Along with the excitement at the potential of these apps and big data gadgets come many concerns, such as privacy versus data sharing, effectively using the data, the need to be selective and data security. I've gathered a few particularly interesting examples of how big data is being used today as well as some of the areas of concern that have arisen and will need to be addressed:

  • They are very apparent in the energy sector with the growth of smart meters and connected appliances, which are supposed to lead to the "intelligent home" and, on an even bigger scale, the "smart city". There is much discussion around customer privacy issues. Utility companies will be collecting a huge amount of data on their customers, monitoring their energy usage in real time. This additionally brings issues of how to process, store and archive all this data.
  • Anti-virus security firms are beginning to look at using big data analysis to decipher whether traces of activity on a customer's system could be from an infiltrator.
  • In retailing – one of the early adopters of using big data for customer analysis – there is the debate about whether collecting even more customer data and then mining this data to gather trends and behaviours really will provide better information on how we all shop or what we want to buy. Some customer analytics experts question whether more is really always better.

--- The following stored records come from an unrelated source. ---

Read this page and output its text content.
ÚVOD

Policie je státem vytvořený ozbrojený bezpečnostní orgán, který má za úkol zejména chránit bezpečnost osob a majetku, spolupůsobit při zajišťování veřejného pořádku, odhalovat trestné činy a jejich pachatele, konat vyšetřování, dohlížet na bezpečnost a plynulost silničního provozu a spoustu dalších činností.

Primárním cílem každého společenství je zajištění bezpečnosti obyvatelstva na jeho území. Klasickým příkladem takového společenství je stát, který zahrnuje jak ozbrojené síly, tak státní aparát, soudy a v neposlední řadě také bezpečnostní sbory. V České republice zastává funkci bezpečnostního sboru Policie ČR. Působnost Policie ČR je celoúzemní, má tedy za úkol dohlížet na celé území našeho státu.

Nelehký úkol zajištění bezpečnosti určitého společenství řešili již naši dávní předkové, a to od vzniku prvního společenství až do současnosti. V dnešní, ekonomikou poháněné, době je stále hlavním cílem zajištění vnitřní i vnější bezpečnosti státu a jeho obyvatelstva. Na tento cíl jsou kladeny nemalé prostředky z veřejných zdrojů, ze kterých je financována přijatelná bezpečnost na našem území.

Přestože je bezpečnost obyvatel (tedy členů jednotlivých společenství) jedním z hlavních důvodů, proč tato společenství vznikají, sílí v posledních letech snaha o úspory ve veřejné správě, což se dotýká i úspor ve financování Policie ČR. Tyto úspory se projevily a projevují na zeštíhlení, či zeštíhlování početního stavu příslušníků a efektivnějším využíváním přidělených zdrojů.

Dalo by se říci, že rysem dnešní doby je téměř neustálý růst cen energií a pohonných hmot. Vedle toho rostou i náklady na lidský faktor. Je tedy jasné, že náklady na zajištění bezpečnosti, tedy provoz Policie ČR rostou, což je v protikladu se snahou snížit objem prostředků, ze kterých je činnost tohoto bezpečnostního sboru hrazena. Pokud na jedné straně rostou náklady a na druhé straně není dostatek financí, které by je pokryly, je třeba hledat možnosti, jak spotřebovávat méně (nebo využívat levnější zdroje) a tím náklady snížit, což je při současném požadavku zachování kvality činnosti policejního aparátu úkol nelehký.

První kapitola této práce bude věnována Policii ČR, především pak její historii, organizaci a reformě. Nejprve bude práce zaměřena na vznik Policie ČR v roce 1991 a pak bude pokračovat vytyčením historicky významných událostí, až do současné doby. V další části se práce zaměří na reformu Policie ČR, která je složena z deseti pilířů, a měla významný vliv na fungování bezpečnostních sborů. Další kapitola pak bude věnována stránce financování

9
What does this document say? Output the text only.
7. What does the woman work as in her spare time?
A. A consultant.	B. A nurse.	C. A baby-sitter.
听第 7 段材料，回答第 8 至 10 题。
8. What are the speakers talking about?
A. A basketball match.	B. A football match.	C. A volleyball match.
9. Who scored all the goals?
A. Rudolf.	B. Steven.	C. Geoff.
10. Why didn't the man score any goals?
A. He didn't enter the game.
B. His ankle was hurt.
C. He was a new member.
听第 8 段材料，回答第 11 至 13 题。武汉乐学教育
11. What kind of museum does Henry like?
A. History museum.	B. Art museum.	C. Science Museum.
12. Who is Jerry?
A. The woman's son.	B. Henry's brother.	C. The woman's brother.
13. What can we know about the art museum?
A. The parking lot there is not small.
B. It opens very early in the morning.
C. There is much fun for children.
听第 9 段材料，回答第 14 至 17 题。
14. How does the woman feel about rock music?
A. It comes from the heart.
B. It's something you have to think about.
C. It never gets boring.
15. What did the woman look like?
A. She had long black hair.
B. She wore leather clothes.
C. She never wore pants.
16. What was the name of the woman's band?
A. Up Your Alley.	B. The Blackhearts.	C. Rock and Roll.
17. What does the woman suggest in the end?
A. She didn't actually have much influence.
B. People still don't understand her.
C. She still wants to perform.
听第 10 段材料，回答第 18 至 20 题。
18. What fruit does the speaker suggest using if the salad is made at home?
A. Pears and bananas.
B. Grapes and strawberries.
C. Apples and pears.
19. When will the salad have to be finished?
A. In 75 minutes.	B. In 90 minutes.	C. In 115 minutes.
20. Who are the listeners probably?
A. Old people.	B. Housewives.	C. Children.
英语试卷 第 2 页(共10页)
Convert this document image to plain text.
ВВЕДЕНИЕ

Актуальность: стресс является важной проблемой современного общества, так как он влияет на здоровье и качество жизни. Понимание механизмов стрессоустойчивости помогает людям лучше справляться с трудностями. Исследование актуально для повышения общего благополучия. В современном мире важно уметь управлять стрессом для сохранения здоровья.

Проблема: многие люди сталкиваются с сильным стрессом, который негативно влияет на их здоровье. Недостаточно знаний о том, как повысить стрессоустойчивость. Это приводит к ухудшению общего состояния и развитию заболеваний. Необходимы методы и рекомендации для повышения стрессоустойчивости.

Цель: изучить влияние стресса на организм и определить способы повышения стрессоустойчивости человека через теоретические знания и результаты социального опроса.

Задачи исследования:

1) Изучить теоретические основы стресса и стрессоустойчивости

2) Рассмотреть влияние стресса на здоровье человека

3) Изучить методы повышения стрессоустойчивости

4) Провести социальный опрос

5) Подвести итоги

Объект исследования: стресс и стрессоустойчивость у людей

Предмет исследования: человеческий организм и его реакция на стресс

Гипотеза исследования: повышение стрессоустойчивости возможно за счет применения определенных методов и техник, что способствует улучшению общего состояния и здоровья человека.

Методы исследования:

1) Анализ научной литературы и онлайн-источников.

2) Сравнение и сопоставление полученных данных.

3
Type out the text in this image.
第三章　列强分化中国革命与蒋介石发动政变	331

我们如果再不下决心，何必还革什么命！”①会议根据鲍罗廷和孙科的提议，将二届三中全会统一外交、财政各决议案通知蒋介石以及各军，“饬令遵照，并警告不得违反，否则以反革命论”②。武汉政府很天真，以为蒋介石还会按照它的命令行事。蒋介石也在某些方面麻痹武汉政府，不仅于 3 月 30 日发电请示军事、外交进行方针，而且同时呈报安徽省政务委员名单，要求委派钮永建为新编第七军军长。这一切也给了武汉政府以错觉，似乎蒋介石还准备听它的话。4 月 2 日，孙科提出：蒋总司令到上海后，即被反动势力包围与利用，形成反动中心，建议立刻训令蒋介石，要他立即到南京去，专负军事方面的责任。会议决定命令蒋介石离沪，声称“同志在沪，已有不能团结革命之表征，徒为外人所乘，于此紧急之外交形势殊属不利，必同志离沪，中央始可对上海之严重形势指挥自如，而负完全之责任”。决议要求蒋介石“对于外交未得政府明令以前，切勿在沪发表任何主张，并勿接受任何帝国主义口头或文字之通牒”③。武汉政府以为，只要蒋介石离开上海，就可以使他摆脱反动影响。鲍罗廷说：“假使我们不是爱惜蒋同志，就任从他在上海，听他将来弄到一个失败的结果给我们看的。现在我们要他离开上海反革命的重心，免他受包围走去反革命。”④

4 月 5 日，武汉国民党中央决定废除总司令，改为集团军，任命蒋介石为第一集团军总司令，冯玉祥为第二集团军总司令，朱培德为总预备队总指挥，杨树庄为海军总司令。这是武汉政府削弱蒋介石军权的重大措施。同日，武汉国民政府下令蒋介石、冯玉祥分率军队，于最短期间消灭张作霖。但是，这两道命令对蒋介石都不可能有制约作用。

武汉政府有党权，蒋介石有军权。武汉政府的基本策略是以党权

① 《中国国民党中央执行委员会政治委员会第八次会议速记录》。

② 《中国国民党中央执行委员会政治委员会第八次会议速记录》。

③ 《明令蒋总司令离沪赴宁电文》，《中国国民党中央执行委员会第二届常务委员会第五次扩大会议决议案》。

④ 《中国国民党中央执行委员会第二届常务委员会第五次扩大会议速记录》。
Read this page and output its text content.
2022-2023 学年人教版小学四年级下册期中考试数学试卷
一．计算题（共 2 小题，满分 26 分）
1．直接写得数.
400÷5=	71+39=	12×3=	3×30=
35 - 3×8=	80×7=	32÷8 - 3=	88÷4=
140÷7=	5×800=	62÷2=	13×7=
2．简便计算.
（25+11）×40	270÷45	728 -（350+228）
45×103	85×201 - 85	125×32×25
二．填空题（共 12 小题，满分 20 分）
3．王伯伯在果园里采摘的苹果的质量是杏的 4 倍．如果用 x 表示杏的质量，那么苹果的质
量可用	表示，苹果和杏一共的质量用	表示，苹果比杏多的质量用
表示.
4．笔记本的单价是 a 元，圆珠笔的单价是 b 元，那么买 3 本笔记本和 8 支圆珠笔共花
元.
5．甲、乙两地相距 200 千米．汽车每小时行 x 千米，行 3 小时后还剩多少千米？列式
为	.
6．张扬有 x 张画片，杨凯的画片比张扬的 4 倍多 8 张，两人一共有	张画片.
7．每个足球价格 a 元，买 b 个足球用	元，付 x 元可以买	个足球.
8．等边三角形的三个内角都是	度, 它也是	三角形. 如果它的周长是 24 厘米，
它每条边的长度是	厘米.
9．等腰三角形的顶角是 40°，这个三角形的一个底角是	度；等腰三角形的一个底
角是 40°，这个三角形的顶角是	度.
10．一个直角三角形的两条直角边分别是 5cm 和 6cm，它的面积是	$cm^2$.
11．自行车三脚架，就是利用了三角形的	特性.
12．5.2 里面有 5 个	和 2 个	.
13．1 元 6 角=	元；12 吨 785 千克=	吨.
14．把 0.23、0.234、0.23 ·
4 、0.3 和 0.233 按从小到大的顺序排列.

  • What about the corporate control of data? Scientists are raising the question of research data being made available. Scientific researchers are used to making the underlying data from their research openly available, but they fear that the vast amount of information being gathered by researchers at companies such as Microsoft and Facebook will be held back instead. The scientific community is concerned that this will prevent proper validation: How can you assess the quality and accuracy of someone's research if you cannot access their research data?

The complexity of big data projects is well-illustrated through the ambitious plans to scan every book, a vision first driven by Google and now being taken up by Harvard University via its Digital Public Library of America (DPLA) project. Technology is not the main issue here. These projects are caught up in the “tangle of legal, commercial and political issues” that surrounds the publishing world and likely the larger universe of big data as well.